There is “Samantha,” who suffers from a dire genetic syndrome that precludes safe pregnancy. There is “Sean,” a surfer dude with a relatively mild genetic condition that is ruining his sex life.
As in the rest of clinical medicine, though, nothing is entirely predictable for these patients. Lydia is relieved to hear she has little chance of developing her mother’s cancer, but expresses exactly zero interest in knowing more about her father’s early Alzheimer’s disease, a far more heritable condition.

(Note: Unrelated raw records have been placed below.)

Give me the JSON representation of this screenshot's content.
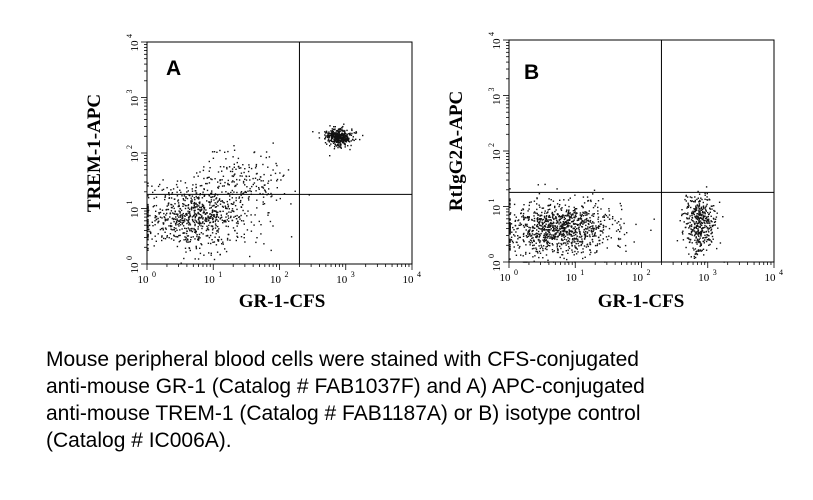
{
  "chart_data": [
    {
      "type": "scatter",
      "panel_label": "A",
      "xlabel": "GR-1-CFS",
      "ylabel": "TREM-1-APC",
      "x_scale": "log",
      "y_scale": "log",
      "xlim": [
        1,
        10000
      ],
      "ylim": [
        1,
        10000
      ],
      "x_ticks": [
        {
          "base": "10",
          "exp": "0"
        },
        {
          "base": "10",
          "exp": "1"
        },
        {
          "base": "10",
          "exp": "2"
        },
        {
          "base": "10",
          "exp": "3"
        },
        {
          "base": "10",
          "exp": "4"
        }
      ],
      "y_ticks": [
        {
          "base": "10",
          "exp": "0"
        },
        {
          "base": "10",
          "exp": "1"
        },
        {
          "base": "10",
          "exp": "2"
        },
        {
          "base": "10",
          "exp": "3"
        },
        {
          "base": "10",
          "exp": "4"
        }
      ],
      "quadrant_gates": {
        "x": 200,
        "y": 18
      },
      "populations": [
        {
          "x_center": 5,
          "y_center": 7,
          "x_log_spread": 0.42,
          "y_log_spread": 0.28,
          "count": 780
        },
        {
          "x_center": 25,
          "y_center": 30,
          "x_log_spread": 0.35,
          "y_log_spread": 0.3,
          "count": 220
        },
        {
          "x_center": 750,
          "y_center": 200,
          "x_log_spread": 0.1,
          "y_log_spread": 0.08,
          "count": 380
        }
      ],
      "grid": false
    },
    {
      "type": "scatter",
      "panel_label": "B",
      "xlabel": "GR-1-CFS",
      "ylabel": "RtIgG2A-APC",
      "x_scale": "log",
      "y_scale": "log",
      "xlim": [
        1,
        10000
      ],
      "ylim": [
        1,
        10000
      ],
      "x_ticks": [
        {
          "base": "10",
          "exp": "0"
        },
        {
          "base": "10",
          "exp": "1"
        },
        {
          "base": "10",
          "exp": "2"
        },
        {
          "base": "10",
          "exp": "3"
        },
        {
          "base": "10",
          "exp": "4"
        }
      ],
      "y_ticks": [
        {
          "base": "10",
          "exp": "0"
        },
        {
          "base": "10",
          "exp": "1"
        },
        {
          "base": "10",
          "exp": "2"
        },
        {
          "base": "10",
          "exp": "3"
        },
        {
          "base": "10",
          "exp": "4"
        }
      ],
      "quadrant_gates": {
        "x": 200,
        "y": 18
      },
      "populations": [
        {
          "x_center": 5,
          "y_center": 4,
          "x_log_spread": 0.45,
          "y_log_spread": 0.25,
          "count": 1050
        },
        {
          "x_center": 750,
          "y_center": 5,
          "x_log_spread": 0.12,
          "y_log_spread": 0.27,
          "count": 420
        }
      ],
      "grid": false
    }
  ],
  "caption": {
    "lines": [
      "Mouse peripheral blood cells were stained with CFS-conjugated",
      "anti-mouse GR-1 (Catalog # FAB1037F) and A) APC-conjugated",
      "anti-mouse TREM-1 (Catalog # FAB1187A) or B) isotype control",
      "(Catalog # IC006A)."
    ]
  }
}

Samantha would routinely be advised to avoid pregnancy at all costs, save for one small detail: She shows up for her first appointment with a healthy baby boy on one knee. Her one uneventful pregnancy complicates decision making about subsequent ones.
As for Sean, a honed state-of-the-art treatment to prop up his mutant genes is available. Unfortunately, it is very expensive, and he is uninsured.

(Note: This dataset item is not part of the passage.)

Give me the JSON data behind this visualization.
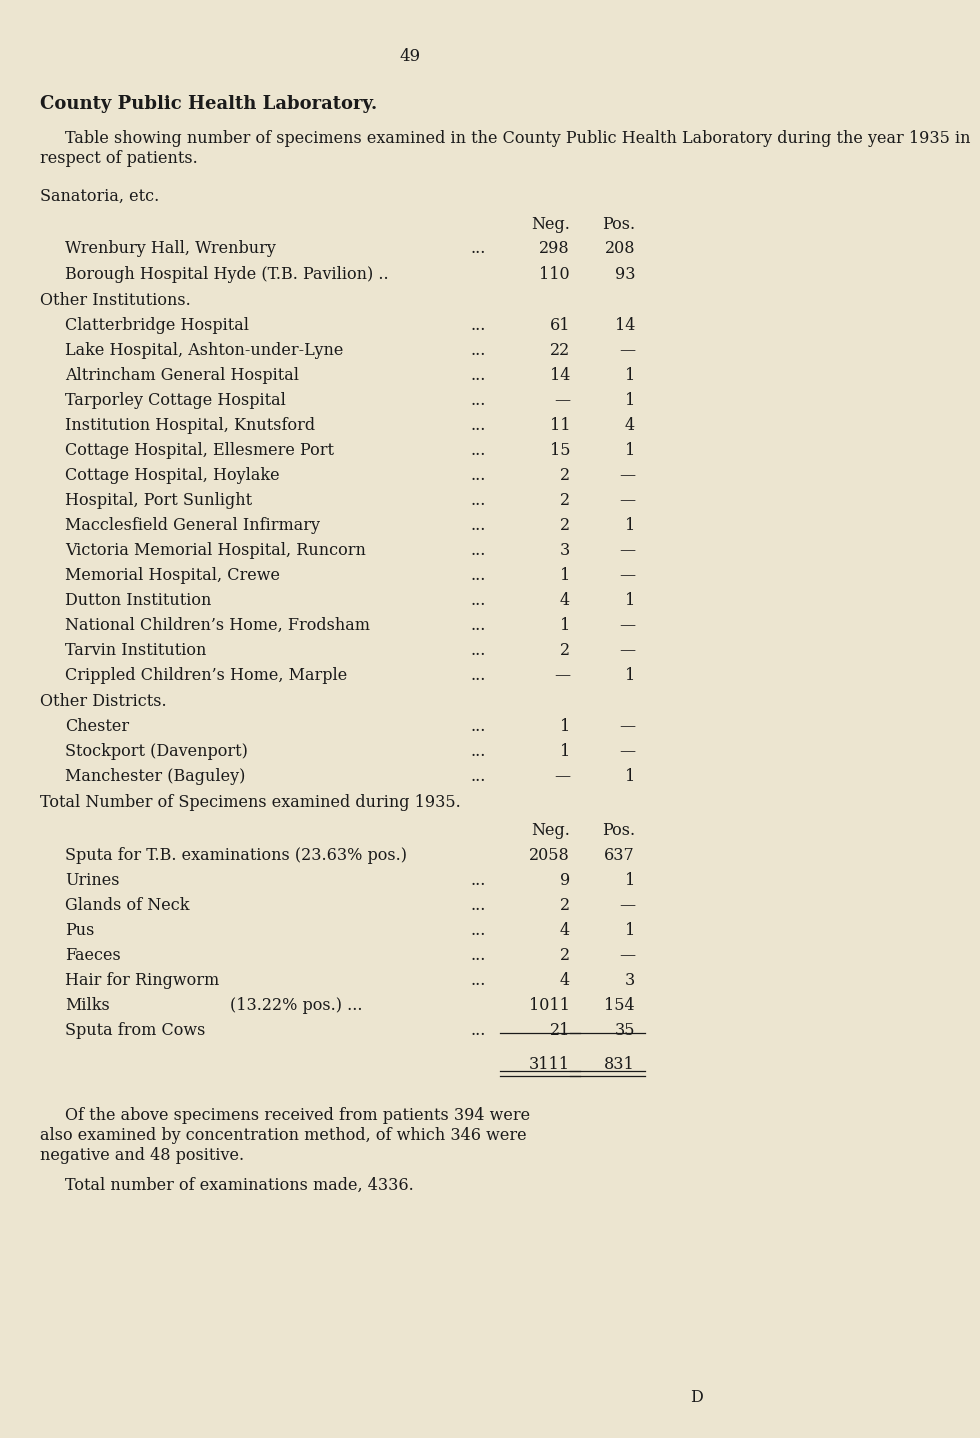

Insurance is a scientific concept that Dr. Mukherjee does not include in his glorious tour of human genetics, but it governs the work of clinicians who must plead, bargain and appeal for indicated tests and treatments to be approved. The society that rewrites the genetic code, as Dr. Lipkin points out, is likely to become one in which the very expensive tools of genetic medicine forge yet one more barrier between rich and poor.
When Dr. Lipkin sequences his own genome, he runs into another feature of the landscape Dr. Mukherjee overlooks: the proliferation of cut-rate, poorly standardized services out there. Dr. Lipkin first springs for a cheap genotype and gets what he pays for in the form of a syndrome he knows perfectly well he doesn’t have. A better test corrects the error.
These stories from the trenches make it clear that the clinical genetics will not be spared the misery-inducing features of the rest of medicine, in which the reigning slogan is “caveat emptor.”
Let the poet sing his long, lovely epic; it is still the harried, inarticulate, much beleaguered guy in the white coat who will be cementing the transactions.